According to that article, Dell agreed to buy the entity that owns the Fairmont Miramar for $200 million in 2006. But after the deal was struck, Dell rewrote the contract, bringing in his wife and two investment advisors as partners. Because none of them held more than a 49% interest in the entity that owned the hotel, the hotel kept its assessment from 1999: $86 million, or 43% of its cash value.

County assessors tried to raise the valuation, only to be rebuked by a Superior Court judge, who said Dell had followed the rules laid down by the Board of Equalization. The lower valuation saves Dell about $1 million a year.

To be fair, Dell plans a major renovation of the property, and that investment will trigger a reassessment and generate a significant amount of revenue for the city. Is it such a bad thing that Dell structured his deal in a way that minimized his property taxes prior to the renovation? I’d say no, if those savings were crucial to Dell being able to achieve his ultimate goal of transforming the aging hotel into a high-rise hotel and condo complex. Because over the long run, the city stands to gain much more than is being lost in the short term.

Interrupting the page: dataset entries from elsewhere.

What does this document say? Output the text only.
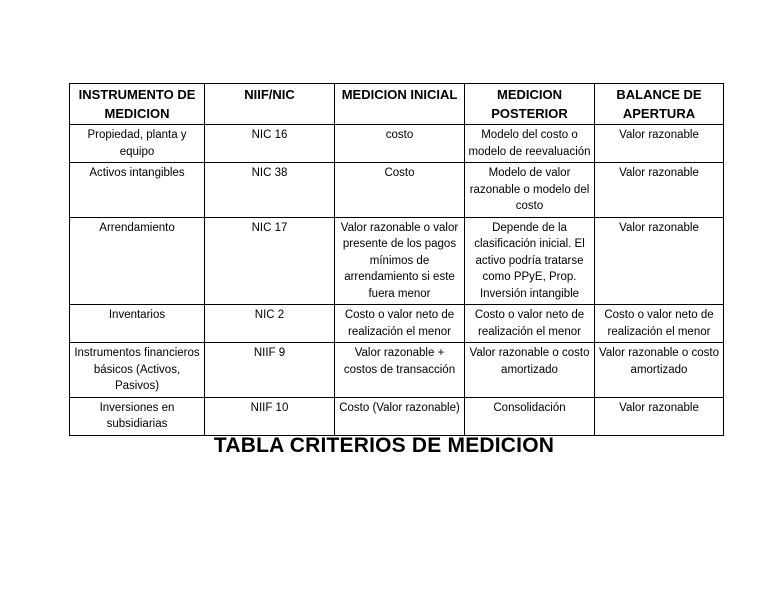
INSTRUMENTO DE MEDICION	NIIF/NIC	MEDICION INICIAL	MEDICION POSTERIOR	BALANCE DE APERTURA
Propiedad, planta y equipo	NIC 16	costo	Modelo del costo o modelo de reevaluación	Valor razonable
Activos intangibles	NIC 38	Costo	Modelo de valor razonable o modelo del costo	Valor razonable
Arrendamiento	NIC 17	Valor razonable o valor presente de los pagos mínimos de arrendamiento si este fuera menor	Depende de la clasificación inicial. El activo podría tratarse como PPyE, Prop. Inversión intangible	Valor razonable
Inventarios	NIC 2	Costo o valor neto de realización el menor	Costo o valor neto de realización el menor	Costo o valor neto de realización el menor
Instrumentos financieros básicos (Activos, Pasivos)	NIIF 9	Valor razonable + costos de transacción	Valor razonable o costo amortizado	Valor razonable o costo amortizado
Inversiones en subsidiarias	NIIF 10	Costo (Valor razonable)	Consolidación	Valor razonable
TABLA CRITERIOS DE MEDICION
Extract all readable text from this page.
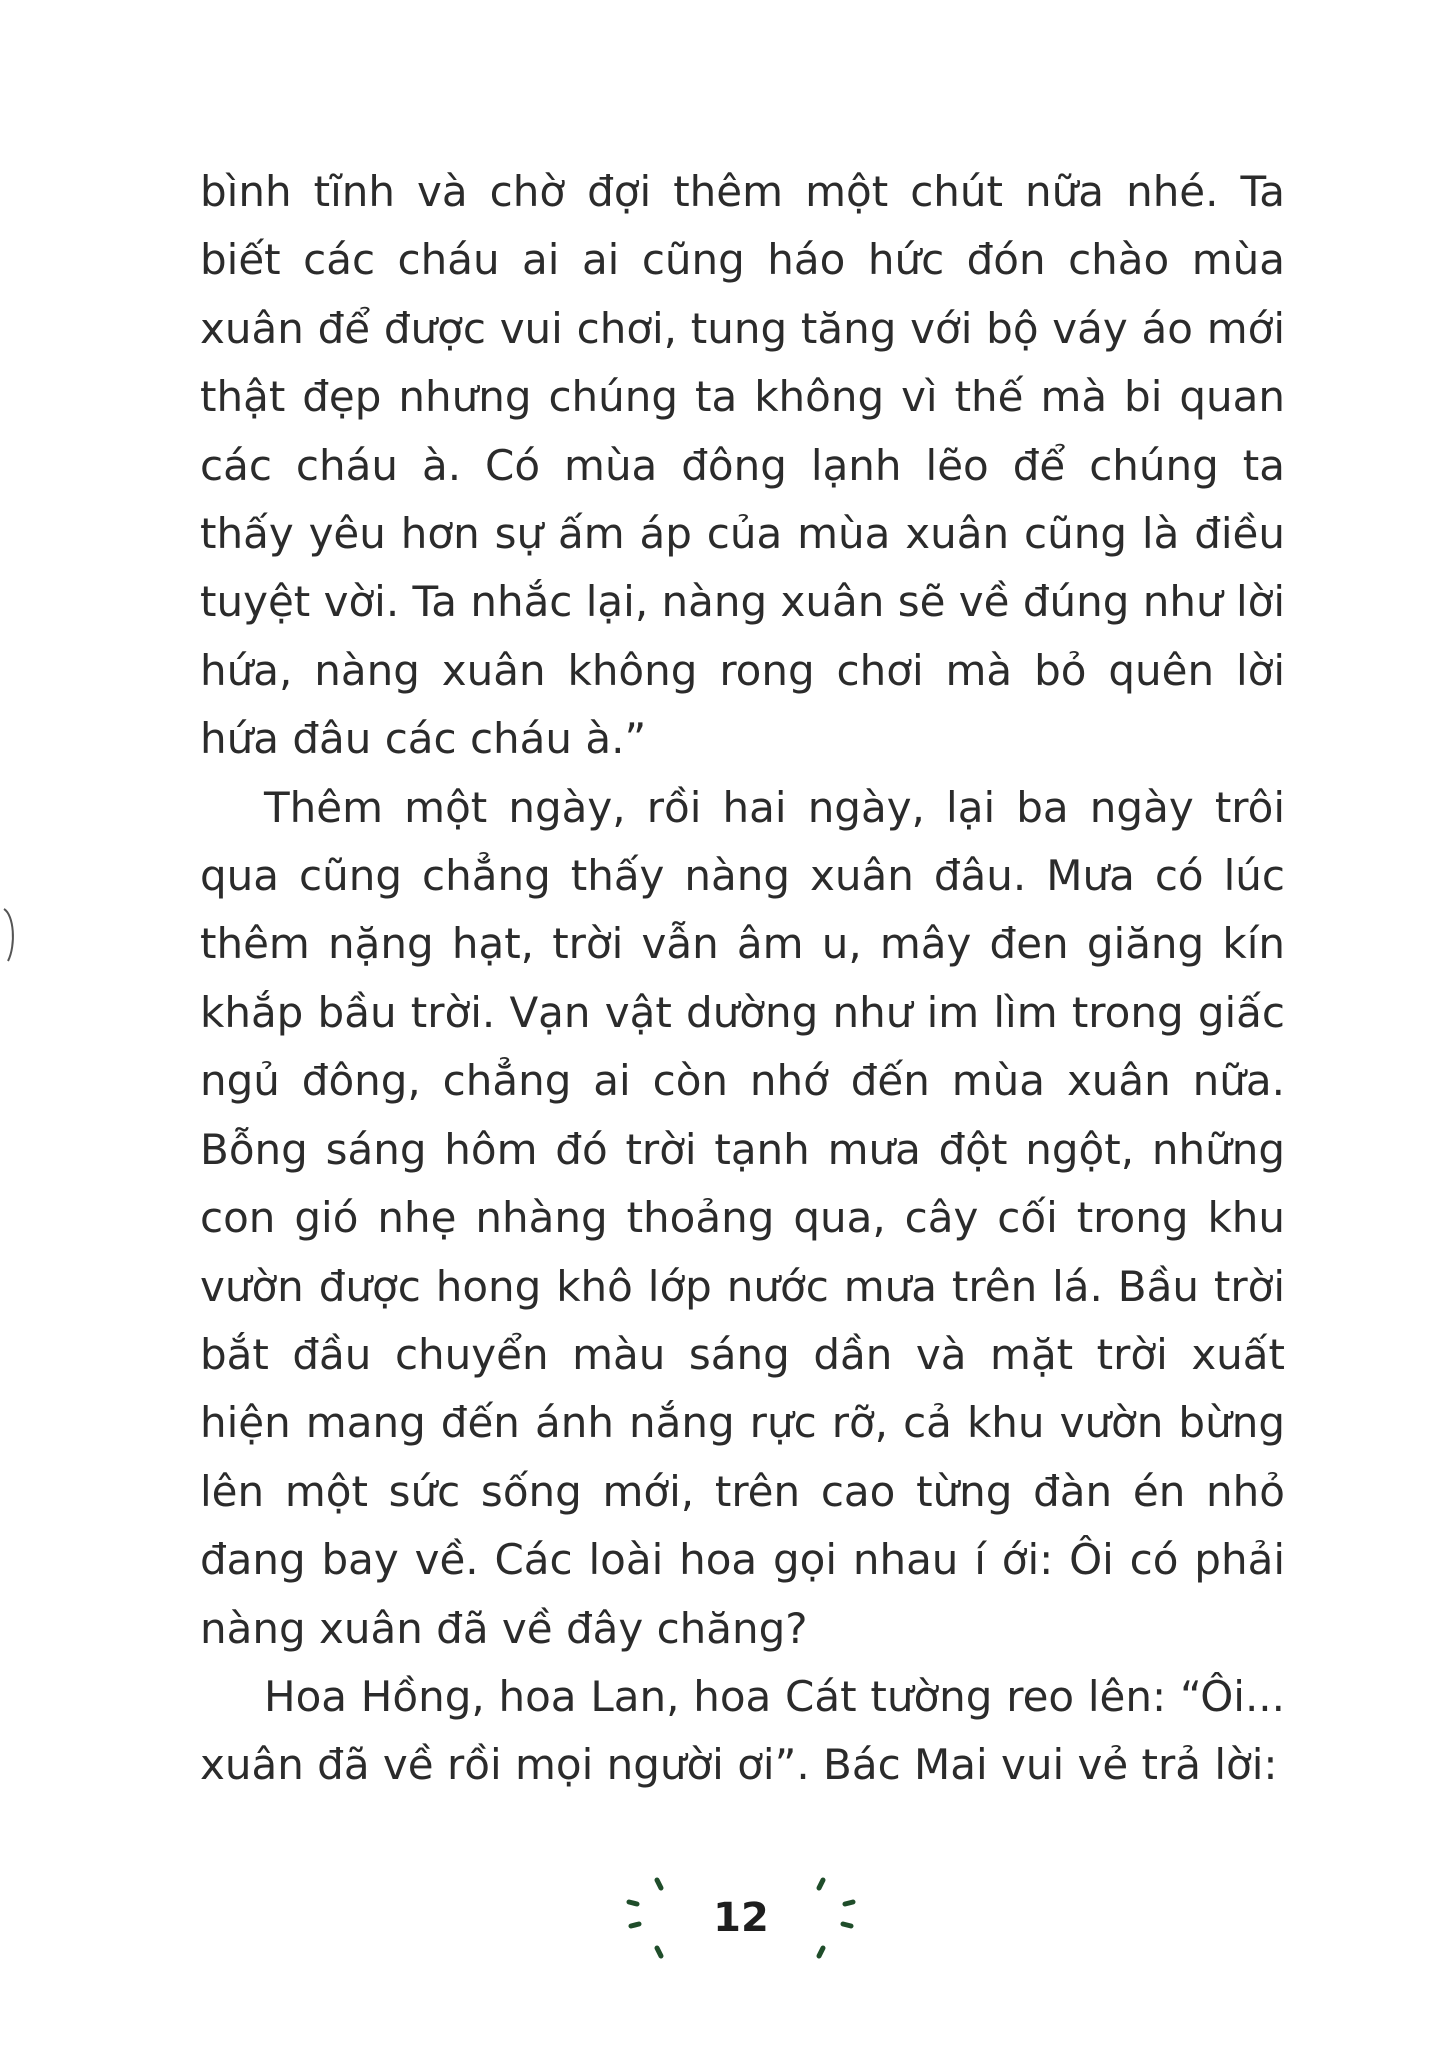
bình tĩnh và chờ đợi thêm một chút nữa nhé. Ta biết các cháu ai ai cũng háo hức đón chào mùa xuân để được vui chơi, tung tăng với bộ váy áo mới thật đẹp nhưng chúng ta không vì thế mà bi quan các cháu à. Có mùa đông lạnh lẽo để chúng ta thấy yêu hơn sự ấm áp của mùa xuân cũng là điều tuyệt vời. Ta nhắc lại, nàng xuân sẽ về đúng như lời hứa, nàng xuân không rong chơi mà bỏ quên lời hứa đâu các cháu à.”

Thêm một ngày, rồi hai ngày, lại ba ngày trôi qua cũng chẳng thấy nàng xuân đâu. Mưa có lúc thêm nặng hạt, trời vẫn âm u, mây đen giăng kín khắp bầu trời. Vạn vật dường như im lìm trong giấc ngủ đông, chẳng ai còn nhớ đến mùa xuân nữa. Bỗng sáng hôm đó trời tạnh mưa đột ngột, những con gió nhẹ nhàng thoảng qua, cây cối trong khu vườn được hong khô lớp nước mưa trên lá. Bầu trời bắt đầu chuyển màu sáng dần và mặt trời xuất hiện mang đến ánh nắng rực rỡ, cả khu vườn bừng lên một sức sống mới, trên cao từng đàn én nhỏ đang bay về. Các loài hoa gọi nhau í ới: Ôi có phải nàng xuân đã về đây chăng?

Hoa Hồng, hoa Lan, hoa Cát tường reo lên: “Ôi... xuân đã về rồi mọi người ơi”. Bác Mai vui vẻ trả lời:

12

Yet there’s something grating about commercial real estate buyers being able to avoid reassessments that a typical home-buyer can’t. That strikes at least some lawmakers as unfair. The bill by Ammiano and Bocanegra would require a property to be reassessed whenever 100% of the entity that owns it is sold over a three-year period, regardless of how the buyers divvy up their shares.

Even business groups are supporting the proposal, although they may be simply trying to defend themselves against something more drastic: say, a ballot measure to eliminate Proposition 13 protections entirely for commercial real estate. Meanwhile, real estate attorneys are no doubt figuring out a way to keep future sales of commercial properties below the 100% threshold, just in case the bill becomes law.